Modernism Yesterday and Tomorrow

Zajíček’s film also does a lot to help the audience understand the emergence of postmodernism in architecture, demystifying whether it actually follows modernism successively or integrates it. In addition to that, it presents progressive projects that were never realized, such as the visionary proposals of the Slovak group VAL (Viera Mecková, Alex Mlynárčik, Ľudovít Kupkovič). Their internationally recognized proposals for futuristic cities with massive, rounded volumes, such as Heliopolis (1968-1974) in the High Tatras and Istroport (1974-1976) near the center of Bratislava, look exceptionally advanced even by today’s standards. Overall, the Czechoslovak case serves as a reminder that the ambition of modern architecture must be understood in the context of the broader modernist project, defined as early as the 18th century and materialized, even neutralized, in the 20th century. It was modern architecture that came closest to realizing the utopia by the standards of growth and development after World War II, reflecting views that transcended regime ideologies. 

Modernism also saw the affirmation of numerous female figures, and this was not by chance. The emancipatory potential forms the foundation of modernism’s logic. Women not only collaborated on architectural projects with their male colleagues but also signed projects independently, such as the Chemapol-Investa building in the Prague district of Vršovice, built between 1966 and 1968, designed by Zdeňka Marie Nováková and Dagmar Šestáková. There was still much room for advancing the equality between women and men, and the expectations placed on women in the labor market are still complex––both for former and current regimes, employed women are primarily needed for productivity growth as a guarantor of economic growth. However, part of modernist thought is also self-fulfillment through work useful to the community with clearly separated institutions. Modern architecture, on this level, offered inclusivity from which female architects, as well as other female engineers, could benefit, not only economically but also by becoming equal participants in the system. From Zajíček’s film, it is clear that women were an integral part of the intelligentsia that facilitated Czechoslovak modernism.

It should also be noted that Czech and Slovak architects, after Khrushchev’s public condemnation of the classical and megalomaniacal socialist realism in 1954, completely turned to Western models, continuing a connection of this type that had existed since the Austro-Hungarian Empire, and later with the Bauhaus. Czech and Slovak architects followed and reinterpreted contemporary global architecture almost exclusively through foreign magazines, without witnessing the constructions firsthand. This points to the level of their professional knowledge and goes against the argument that one could easily break through in socialism without proper credentials. 

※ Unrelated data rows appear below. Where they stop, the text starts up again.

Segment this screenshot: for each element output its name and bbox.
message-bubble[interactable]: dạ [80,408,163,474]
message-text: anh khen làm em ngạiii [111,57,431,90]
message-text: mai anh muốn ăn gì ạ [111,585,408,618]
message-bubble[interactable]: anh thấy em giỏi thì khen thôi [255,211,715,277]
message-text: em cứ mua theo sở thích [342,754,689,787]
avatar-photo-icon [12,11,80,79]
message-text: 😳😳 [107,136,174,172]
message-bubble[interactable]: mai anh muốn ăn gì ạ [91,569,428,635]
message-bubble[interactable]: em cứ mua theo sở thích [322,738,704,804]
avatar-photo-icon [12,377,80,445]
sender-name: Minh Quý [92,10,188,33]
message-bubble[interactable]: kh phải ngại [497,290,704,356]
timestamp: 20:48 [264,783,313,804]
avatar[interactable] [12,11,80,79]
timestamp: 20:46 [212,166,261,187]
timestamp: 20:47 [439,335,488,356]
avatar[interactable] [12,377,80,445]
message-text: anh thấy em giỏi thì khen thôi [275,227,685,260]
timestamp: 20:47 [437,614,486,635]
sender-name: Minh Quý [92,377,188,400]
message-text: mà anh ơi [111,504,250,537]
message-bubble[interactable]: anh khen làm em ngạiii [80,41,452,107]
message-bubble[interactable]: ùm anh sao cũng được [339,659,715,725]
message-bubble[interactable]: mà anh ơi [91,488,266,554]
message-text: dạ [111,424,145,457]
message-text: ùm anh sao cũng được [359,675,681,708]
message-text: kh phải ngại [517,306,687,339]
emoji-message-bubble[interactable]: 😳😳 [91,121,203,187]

Czechoslovak Architecture 58-89 is a desirable expression of interest in a legacy that is easily dismissed by the very societies that could learn the most from it. In addition to the technical excellence and originality of its creative vision, the significance of the film lies in raising awareness about the possibility of saving what remains––in the specific Czech context, this refers to the so-called Prager cubes from 1973, the never-completed complex of the headquarters of the Association of Design Studios, designed by Karel Prager and Jiří Kadeřábek, which today serves as the Prague Institute of Planning and Development. However, Zajíček’s film truly alarms viewers that saving what modernism offered means saving a neglected humanism and its utopian principles.